A North Carolina woman was jogging when she stumbled across an unexpected nature scene.
Jessica Jackson was jogging on a trail in Charlotte, North Carolina, when she saw something moving in the shrubs. She stopped to take a closer look and was shocked by what she saw in the bushes.
According to WBTV, Jackson had stumbled upon a snake mating ball. All different kinds of snakes were wrapped up in a ball in the shrubs.
"I just saw what I thought was one big snake and I looked down and it's probably 10 to 20 different snakes," Jackson told WBTV.
Jackson snapped and shared a photo of the ball of snakes after making the discovery along the Little Sugar Creek Greenway.

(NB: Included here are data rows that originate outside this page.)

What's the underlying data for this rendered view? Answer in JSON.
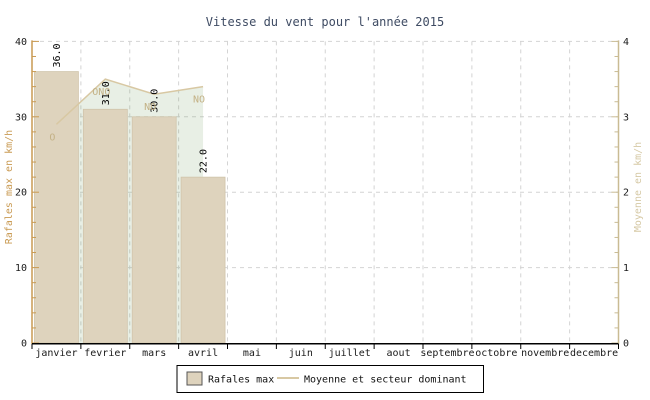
{
  "chart_data": {
    "type": "bar",
    "title": "Vitesse du vent pour l'année 2015",
    "categories": [
      "janvier",
      "fevrier",
      "mars",
      "avril",
      "mai",
      "juin",
      "juillet",
      "aout",
      "septembre",
      "octobre",
      "novembre",
      "decembre"
    ],
    "series": [
      {
        "name": "Rafales max",
        "type": "bar",
        "axis": "left",
        "values": [
          36.0,
          31.0,
          30.0,
          22.0,
          null,
          null,
          null,
          null,
          null,
          null,
          null,
          null
        ],
        "value_labels": [
          "36.0",
          "31.0",
          "30.0",
          "22.0",
          null,
          null,
          null,
          null,
          null,
          null,
          null,
          null
        ]
      },
      {
        "name": "Moyenne et secteur dominant",
        "type": "line",
        "axis": "right",
        "values": [
          2.9,
          3.5,
          3.3,
          3.4,
          null,
          null,
          null,
          null,
          null,
          null,
          null,
          null
        ],
        "point_labels": [
          "O",
          "ONO",
          "NO",
          "NO",
          null,
          null,
          null,
          null,
          null,
          null,
          null,
          null
        ]
      }
    ],
    "left_axis": {
      "title": "Rafales max en km/h",
      "min": 0,
      "max": 40,
      "major_ticks": [
        0,
        10,
        20,
        30,
        40
      ],
      "minor_step": 2
    },
    "right_axis": {
      "title": "Moyenne en km/h",
      "min": 0,
      "max": 4,
      "major_ticks": [
        0,
        1,
        2,
        3,
        4
      ],
      "minor_step": 0.2
    },
    "legend": {
      "items": [
        {
          "label": "Rafales max",
          "marker": "box"
        },
        {
          "label": "Moyenne et secteur dominant",
          "marker": "line"
        }
      ],
      "position": "bottom"
    },
    "grid": true,
    "colors": {
      "bar_fill": "#ded3bd",
      "bar_stroke": "#cfc3a9",
      "line": "#d8c8a3",
      "area_fill": "rgba(104,150,78,0.15)",
      "sector_label": "#c3b185",
      "title": "#3e4b63",
      "left_axis": "#c99a52",
      "right_axis": "#c9bb93",
      "right_axis_title": "#d6c9a5",
      "grid": "#d4d4d4",
      "tick_text": "#1a1a1a",
      "x_axis": "#000000",
      "value_label": "#000000"
    }
  }
}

She posted the photo on Twitter account with the caption: "Watch out on the greenway today guys???? My nice walk turned into a sprint race really fast."
After seeing the snakes and taking a couple of quick pictures, Jackson quickly left the area.
"I would have taken more but I wanted to get out of there as fast as I could," she said. "As terrified as I was, my first instinct was 'pics or it didn't happen.'"
Others jogging in the area that day saw snakes along the greenway as well.
"Right under the tunnel is a black snake probably about 3 or 4 feet long that scared the crap out of me," jogger Bryan Neil said.
David Crow of Critter Control in Charlotte said that snake mating balls are actually fairly common, particularly in the spring.
"Snakes are coming out of hibernation and they're beginning to mate," Crowe said. "So they're sunning in very obvious places."
As CBS News explains, male snakes will swarm over a female snake after noticing the scent of her pheromones, forming a mating ball. The males then compete to mate with the female by engaging in nonviolent combat.
Though the snakes may intimidate those running on the trail, they don't post much of a threat to humans. According to CBS News, of the 37 species of snakes native to North Carolina, only six are venomous. The venomous species of snakes in North Carolina are the copperhead, cottonmouth pigmy rattler, canebrake, diamondback, and coral snakes.
The snakes in Jackson's photo appear to be brown water snakes and northern water snakes. Crowe said that the northern water snake is the type of snake he sees most often in North Carolina.